Consider the projective $n$-space $\mathbb{P}^n$ over an algebraically closed field $k$ of characteristic $0$ (e.g. $k=\mathbb{C}$), and let $X$ be an integral closed subscheme of $\mathbb{P}^n$ of dimension $1$. For a nonsingular closed point $p\in X$, there is a unique line $L\subset\mathbb{P}^n$ such that $T_p(L)=T_p(X)$ as subspaces of $T_p(\mathbb{P}^n)$, and we say $L$ is the tangent line of $X$ at $p$. We say $X$ is a strange curve in $\mathbb{P^n}$, if there is a point $q\in\mathbb{P}^n$ such that for every nonsingular closed point $p$ of $X$, the tangent line of $X$ at $p$ passes through $q$. I want to show that, if $X$ is a strange curve in $\mathbb{P}^n$, then $X$ must be a line in $\mathbb{P}^n$, i.e., a complete intersection of $n-1$ hyperplanes.
This is the exercise IV.3.8(b) in R. Hartshorne's book Algebraic Geometry, and Hartshorne gave a proof for nonsingular case in theorem 3.9 of chapter IV. I first wanted to imitate the proof in theorem 3.9, but it seems that $X$ cannot always be embedded in $\mathbb{P}^3$, since there may exist bad singularity $p$ with (Zariski) tangent space of dimension $>3$.
Now I try to reduce this problem to the nonsingular case. My first attempt is to resolute the singularities of $X$ by normalization, but it does not preserve the "strange" property of curve (since it depends on the specified embedding $X\subset\mathbb{P}^n$). And my second attempt is to show that a strange curve has already been nonsingular (by e.g. showing it is of arithmetic genus $0$: using Hurwitz's formula for singular curves, I can show that the normalization of $X$ is of genus $0$ when considering the case $n=3$), but I have no idea to proceed and does not know how to use the assumption $\mathrm{char}\,k=0$.

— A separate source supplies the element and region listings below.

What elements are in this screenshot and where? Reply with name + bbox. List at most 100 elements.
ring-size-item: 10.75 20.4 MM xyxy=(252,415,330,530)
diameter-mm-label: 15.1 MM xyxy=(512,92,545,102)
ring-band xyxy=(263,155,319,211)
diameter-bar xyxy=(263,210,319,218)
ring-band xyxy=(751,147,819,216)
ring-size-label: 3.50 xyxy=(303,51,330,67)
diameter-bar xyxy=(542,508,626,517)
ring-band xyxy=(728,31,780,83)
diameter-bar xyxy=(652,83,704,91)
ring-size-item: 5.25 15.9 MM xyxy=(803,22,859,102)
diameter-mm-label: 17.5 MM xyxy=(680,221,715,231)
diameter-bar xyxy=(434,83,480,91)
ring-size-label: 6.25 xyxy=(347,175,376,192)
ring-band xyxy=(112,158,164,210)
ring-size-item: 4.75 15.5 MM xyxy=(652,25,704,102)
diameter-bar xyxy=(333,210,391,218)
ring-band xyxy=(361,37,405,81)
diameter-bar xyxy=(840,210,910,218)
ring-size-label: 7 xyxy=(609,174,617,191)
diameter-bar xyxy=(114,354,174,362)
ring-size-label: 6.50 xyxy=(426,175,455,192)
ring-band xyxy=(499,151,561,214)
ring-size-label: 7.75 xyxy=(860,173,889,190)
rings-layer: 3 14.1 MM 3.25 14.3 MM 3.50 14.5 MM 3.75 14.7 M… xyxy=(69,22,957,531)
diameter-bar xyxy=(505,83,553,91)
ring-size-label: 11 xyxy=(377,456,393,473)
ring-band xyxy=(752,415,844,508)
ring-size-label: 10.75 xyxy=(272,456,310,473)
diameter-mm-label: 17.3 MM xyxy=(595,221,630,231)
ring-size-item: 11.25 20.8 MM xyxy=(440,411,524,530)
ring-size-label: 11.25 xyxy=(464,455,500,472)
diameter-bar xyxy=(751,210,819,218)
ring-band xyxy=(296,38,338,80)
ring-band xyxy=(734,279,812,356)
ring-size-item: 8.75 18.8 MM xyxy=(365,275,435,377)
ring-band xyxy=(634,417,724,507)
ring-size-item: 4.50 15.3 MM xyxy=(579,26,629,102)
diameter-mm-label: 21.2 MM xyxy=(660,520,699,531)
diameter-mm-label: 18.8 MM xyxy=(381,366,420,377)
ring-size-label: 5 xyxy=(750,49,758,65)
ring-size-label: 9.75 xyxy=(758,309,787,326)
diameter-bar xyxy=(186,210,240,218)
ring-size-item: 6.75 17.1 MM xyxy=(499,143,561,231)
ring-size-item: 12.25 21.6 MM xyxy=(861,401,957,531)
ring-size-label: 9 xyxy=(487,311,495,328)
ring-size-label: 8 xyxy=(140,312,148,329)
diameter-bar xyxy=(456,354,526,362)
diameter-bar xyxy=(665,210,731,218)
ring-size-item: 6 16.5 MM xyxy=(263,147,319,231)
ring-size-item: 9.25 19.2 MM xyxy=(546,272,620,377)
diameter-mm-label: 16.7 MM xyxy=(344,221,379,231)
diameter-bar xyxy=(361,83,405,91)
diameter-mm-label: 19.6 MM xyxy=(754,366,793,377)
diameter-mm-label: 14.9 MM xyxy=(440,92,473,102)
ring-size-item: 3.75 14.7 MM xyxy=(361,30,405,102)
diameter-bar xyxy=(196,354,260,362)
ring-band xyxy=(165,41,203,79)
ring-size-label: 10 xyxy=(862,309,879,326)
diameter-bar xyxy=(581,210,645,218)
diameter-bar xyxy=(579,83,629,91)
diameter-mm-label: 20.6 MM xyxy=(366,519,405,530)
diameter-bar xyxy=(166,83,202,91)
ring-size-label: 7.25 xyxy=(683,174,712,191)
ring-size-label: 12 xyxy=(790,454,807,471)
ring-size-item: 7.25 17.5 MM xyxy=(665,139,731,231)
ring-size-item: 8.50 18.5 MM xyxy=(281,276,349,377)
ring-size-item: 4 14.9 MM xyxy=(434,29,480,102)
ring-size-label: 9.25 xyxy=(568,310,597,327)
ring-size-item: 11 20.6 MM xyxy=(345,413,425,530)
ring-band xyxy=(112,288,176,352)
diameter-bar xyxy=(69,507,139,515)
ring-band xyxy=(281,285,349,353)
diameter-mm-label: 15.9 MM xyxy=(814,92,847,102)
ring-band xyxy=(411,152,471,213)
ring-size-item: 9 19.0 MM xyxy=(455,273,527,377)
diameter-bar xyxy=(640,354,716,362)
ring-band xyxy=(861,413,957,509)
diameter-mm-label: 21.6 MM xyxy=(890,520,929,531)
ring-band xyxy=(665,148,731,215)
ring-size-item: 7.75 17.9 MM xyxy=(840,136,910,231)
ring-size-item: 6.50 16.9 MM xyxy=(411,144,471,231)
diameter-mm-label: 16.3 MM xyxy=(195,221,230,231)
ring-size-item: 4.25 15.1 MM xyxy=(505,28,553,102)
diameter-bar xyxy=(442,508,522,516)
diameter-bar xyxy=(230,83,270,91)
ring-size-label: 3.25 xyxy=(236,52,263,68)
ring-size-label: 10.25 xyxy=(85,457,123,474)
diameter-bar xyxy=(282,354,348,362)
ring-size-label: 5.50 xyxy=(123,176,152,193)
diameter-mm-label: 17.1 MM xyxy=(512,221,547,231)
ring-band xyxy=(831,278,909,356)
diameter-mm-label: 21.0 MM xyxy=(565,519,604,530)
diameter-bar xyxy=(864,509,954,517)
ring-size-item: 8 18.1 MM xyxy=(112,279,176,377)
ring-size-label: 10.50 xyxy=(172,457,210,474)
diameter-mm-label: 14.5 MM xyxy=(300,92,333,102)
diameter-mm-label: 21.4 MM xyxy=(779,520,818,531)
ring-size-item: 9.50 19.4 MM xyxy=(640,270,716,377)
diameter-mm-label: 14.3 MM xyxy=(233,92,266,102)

The key here is using the fact that projection from a point which is on $T_pX$ for nonsingular $p$ makes $p$ a ramification point, i.e. $\Omega_{X/\pi(X)}$ has nonzero stalk at $p$. If you project from the point where all the tangent lines to the nonsingular points meet and the image $\pi(X)$ is a curve, you have a map of one-dimensional integral schemes over $k$ which is ramified at every nonsingular point. But this is impossible for a dominant map of one-dimensional integral schemes over $k$ in characteristic zero: the sheaf of relative differentials $\Omega_{X/\pi(X)}$ is coherent and zero at the generic point (because the stalk there is the module of differentials for the finite separable extension of function fields, hence zero) and therefore the support of $\Omega_{X/\pi(X)}$ must be a proper closed subset, i.e. finitely many points. So the projection of the curve must be a point, implying that the curve is a line.